Le cinquième roman, L’Homme à cheval, est sûrement l’un des chefs-d’œuvre de Drieu ! Jaime Torrijo, lieutenant dans un régiment de cavalerie bolivien, se passionne pour la politique de son pays et rêve d’y faire renaître le sentiment de magnanimité qui fit jadis la grandeur de Bolivar. Brillant, doté de force et d’audace, adoré de ses hommes, aimé par les femmes, tout lui est possible. Par un coup de force, il renverse don Benito, le chef suprême de l’Etat, et s’installe dans son fauteuil. Désormais, il est le maître de la Bolivie. Mais la situation s’envenime. Troubles, complots, scandales, assassinats et révoltes agitent le pays, empêchant Jaime de réaliser son idéal politique. Il réprime la rébellion avec une sauvage énergie. Redevenu maître de la situation, il découvre alors que sa victoire est un pur néant et renonce au pouvoir. Il part explorer seul des régions mal connues puis décide de sacrifier à la manière des anciens indiens, son seul dieu, son cheval. L’homme à cheval est désormais à pied. Dans ce roman, Pierre Drieu la Rochelle donne dans l’épopée et le fait avec bonheur ! Certaines touches sonnent, certes, un peu décoloniales, mais l’énergie y est formidable. C’est une des richesses de notre auteur, celui-ci ne s’enferme pas dans les petits salons bourgeois, il sait également nous parler de grandeur, de guerre, de vitalité !
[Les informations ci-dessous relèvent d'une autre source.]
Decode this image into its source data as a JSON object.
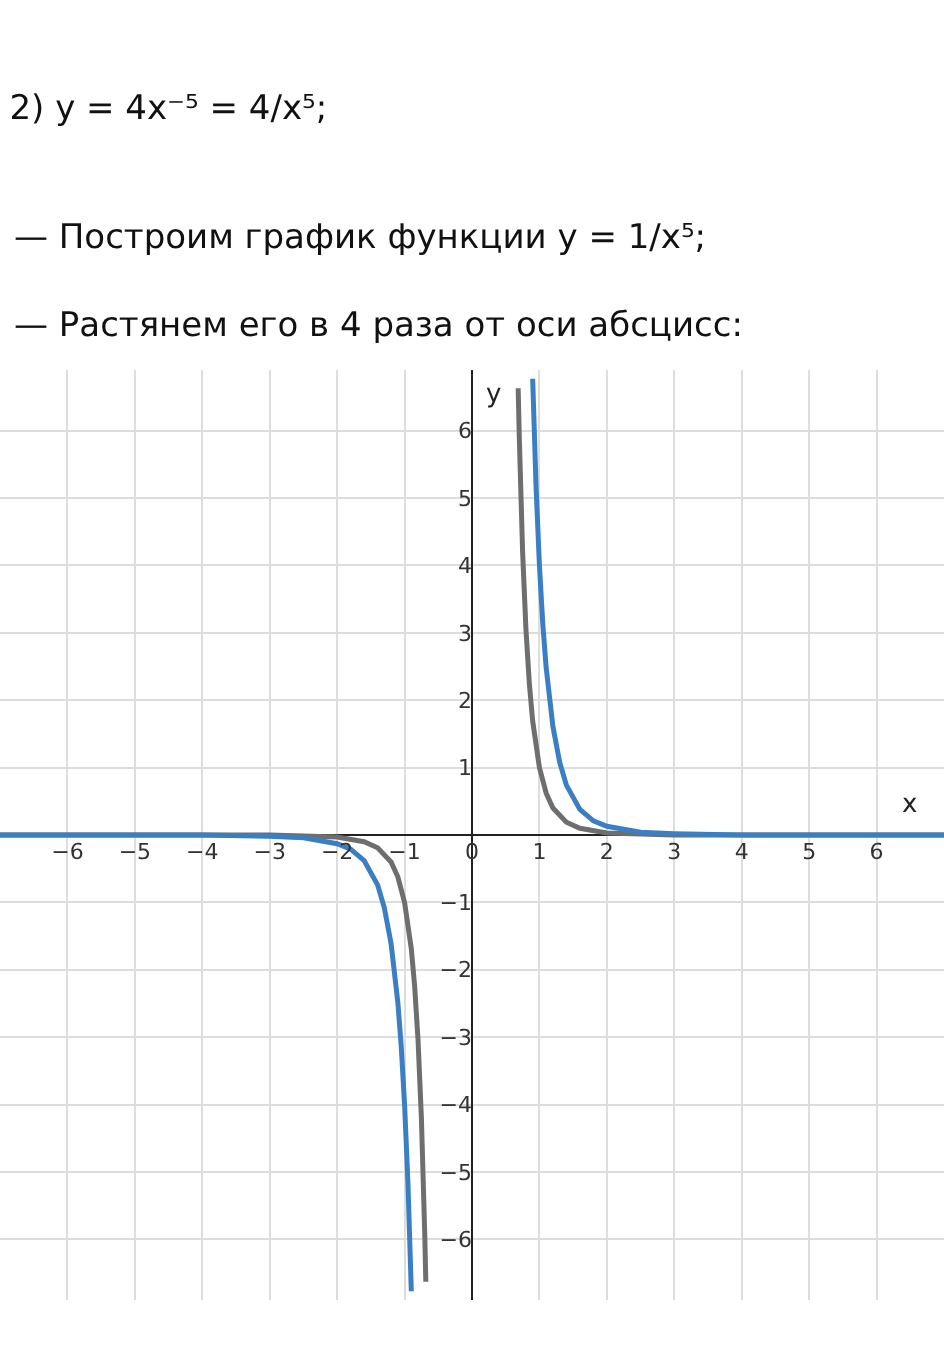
{
  "chart_data": {
    "type": "line",
    "title": "2) y = 4x⁻⁵ = 4/x⁵;",
    "subtitle": "— Построим график функции y = 1/x⁵;\n— Растянем его в 4 раза от оси абсцисс:",
    "xlabel": "x",
    "ylabel": "y",
    "series": [
      {
        "color": "#6e6e6e",
        "x": [
          -7,
          -4,
          -3,
          -2,
          -1.6,
          -1.4,
          -1.2,
          -1.1,
          -1,
          -0.9,
          -0.85,
          -0.8,
          -0.75,
          -0.7,
          -0.685,
          null,
          0.685,
          0.7,
          0.75,
          0.8,
          0.85,
          0.9,
          1,
          1.1,
          1.2,
          1.4,
          1.6,
          2,
          3,
          4,
          7
        ],
        "values": [
          0,
          0,
          0,
          -0.03,
          -0.1,
          -0.19,
          -0.4,
          -0.62,
          -1,
          -1.69,
          -2.25,
          -3.05,
          -4.21,
          -5.95,
          -6.63,
          null,
          6.63,
          5.95,
          4.21,
          3.05,
          2.25,
          1.69,
          1,
          0.62,
          0.4,
          0.19,
          0.1,
          0.03,
          0,
          0,
          0
        ]
      },
      {
        "color": "#3a7fc4",
        "x": [
          -7,
          -5,
          -4,
          -3,
          -2.5,
          -2,
          -1.8,
          -1.6,
          -1.4,
          -1.3,
          -1.2,
          -1.1,
          -1.05,
          -1,
          -0.95,
          -0.9,
          null,
          0.9,
          0.95,
          1,
          1.05,
          1.1,
          1.2,
          1.3,
          1.4,
          1.6,
          1.8,
          2,
          2.5,
          3,
          4,
          5,
          7
        ],
        "values": [
          0,
          0,
          0,
          -0.02,
          -0.04,
          -0.13,
          -0.21,
          -0.38,
          -0.74,
          -1.08,
          -1.61,
          -2.48,
          -3.13,
          -4,
          -5.17,
          -6.77,
          null,
          6.77,
          5.17,
          4,
          3.13,
          2.48,
          1.61,
          1.08,
          0.74,
          0.38,
          0.21,
          0.13,
          0.04,
          0.02,
          0,
          0,
          0
        ]
      }
    ],
    "xlim": [
      -7,
      7
    ],
    "ylim": [
      -6.9,
      6.9
    ],
    "xticks": [
      -6,
      -5,
      -4,
      -3,
      -2,
      -1,
      0,
      1,
      2,
      3,
      4,
      5,
      6
    ],
    "yticks": [
      -6,
      -5,
      -4,
      -3,
      -2,
      -1,
      {
        "value": 0,
        "label": null
      },
      1,
      2,
      3,
      4,
      5,
      6
    ],
    "grid": true,
    "line_style": "solid",
    "marker": "none"
  }
}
Enfin, le sixième roman, Les Chiens de paille, confronte un industriel gaulliste, un garagiste communiste, un médecin collaborateur, un patriote à la tête d’un chantier de la jeunesse et un trafiquant du marché noir. Ce roman, publié le 31 juillet 1944, met magnifiquement en scène les protagonistes de la guerre civile. Il décrit avec son réalisme et son cynisme habituels, les attitudes de ces Hommes capables des plus glorieux actes, mais plus souvent des plus basses vilenies… Les sombres époques dévoilent les âmes enfouies.
Homme écorché et tiraillé, Pierre Drieu la Rochelle se suicida et, de ce fait, nous priva de son talent. Il aurait pu devenir un de ces grands auteurs qui nous tirent de notre médiocrité en nous révélant tels que nous sommes : débiles et faibles. Sa plume crue et son style cynique sont autant d’armes qui écorchèrent vivement les mœurs bourgeoises de son temps, que n’aurait-il pas écrit à notre époque. “Nous étions des bêtes. Qui sentait et criait ? La bête qui est dans l’homme, la bête dont vit l’homme. La bête qui fait l’amour et la guerre et la révolution (La comédie de Charleroi).
Guillaume Staub
Pierre Drieu la Rochelle, Drôle de voyage et autres romans, Paris, Editions Bouquins, 2023, 1056 pages.